1. The utility model provides a coincide floor, connects in vertical component, its characterized in that, coincide floor includes:

the prefabricated plate comprises a plate body and a first steel bar which is preset in the plate body;

the second steel bars are at least partially positioned right above the first steel bars, the second steel bars are partially connected to the plate body, and the other parts of the second steel bars extend out of the plate body; and

and the cast-in-place layer is arranged above the precast slabs and the vertical members so as to fasten the second steel bars to the vertical members and the precast slabs.

2. A composite floor slab as defined in claim 1, wherein the edge of said slab body is recessed with an installation groove, said second reinforcing bar is partially positioned in said installation groove, and the other part is positioned outside said installation groove, and said cast-in-place layer is filled in said installation groove.

3. A composite floor slab as defined in claim 2, wherein the inner wall of said installation groove is provided with a relief structure.

4. A composite floor slab as defined in claim 2, wherein said mounting groove is a strip-shaped groove or a wedge-shaped groove.

5. A composite floor slab as defined in claim 4, wherein said plurality of mounting grooves are provided at regular intervals in the width direction of said slab body, each of said mounting grooves being provided with said second reinforcing bars.

6. A composite floor slab as defined in claim 2, wherein said installation groove is defined to have a depth H₁The thickness of the plate body is H₂Then the relationship is satisfied: h₁≤0.5H₂And H₂-H₁≥30mm。

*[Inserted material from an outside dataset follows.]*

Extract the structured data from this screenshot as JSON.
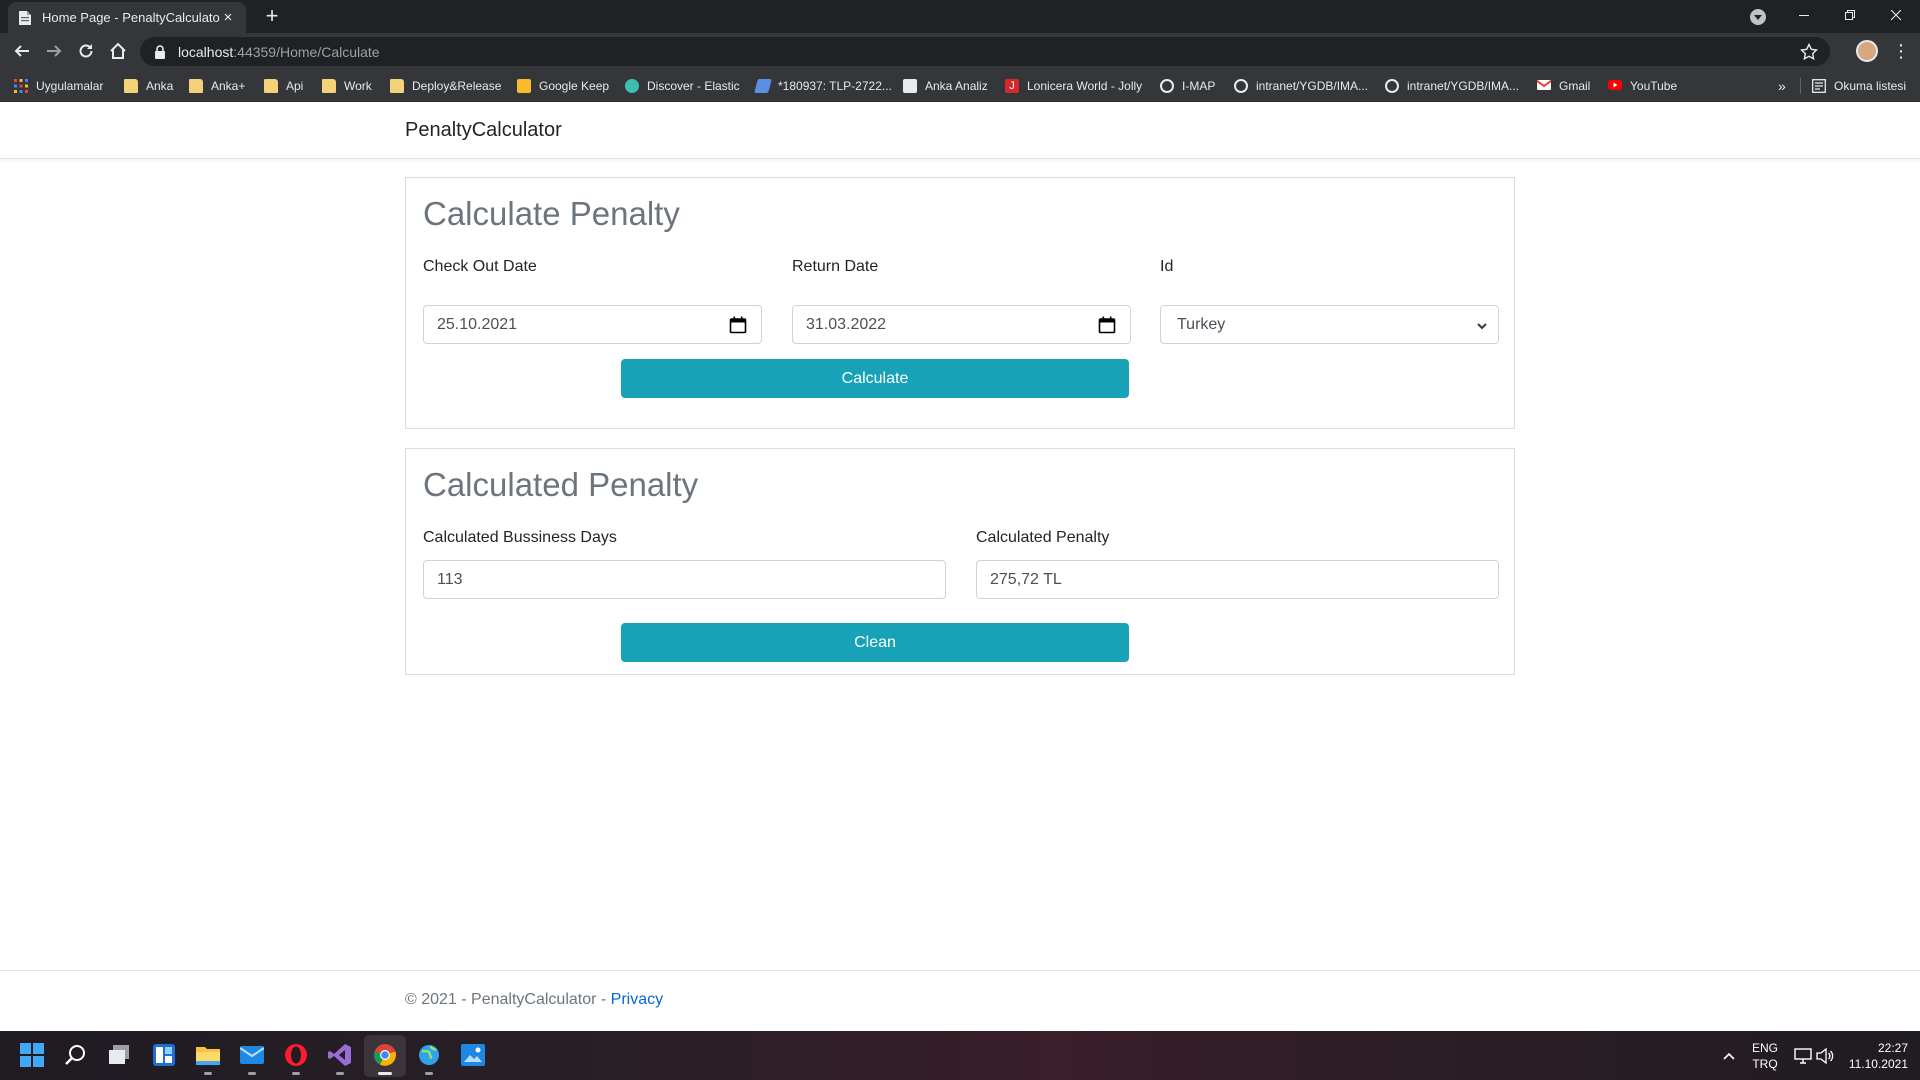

7. A composite floor slab as defined in claim 2, wherein said second reinforcing bars are defined to be located in said installation grooves by a length L₁The length of the second steel bar outside the mounting groove is L₂And the outer diameter of the second steel bar is D, so that the relation is satisfied: l is₁≥15D、L₂≥15D。

8. A composite floor slab as claimed in any one of claims 2 to 7, wherein the bottom of said installation groove is recessed with a communication opening, and said first reinforcing bar is exposed to said communication opening and can be attached to said second reinforcing bar.

9. A composite floor slab as defined in claim 8, wherein said communication openings have a cross-sectional shape of a tapered opening with a wide top and a narrow bottom.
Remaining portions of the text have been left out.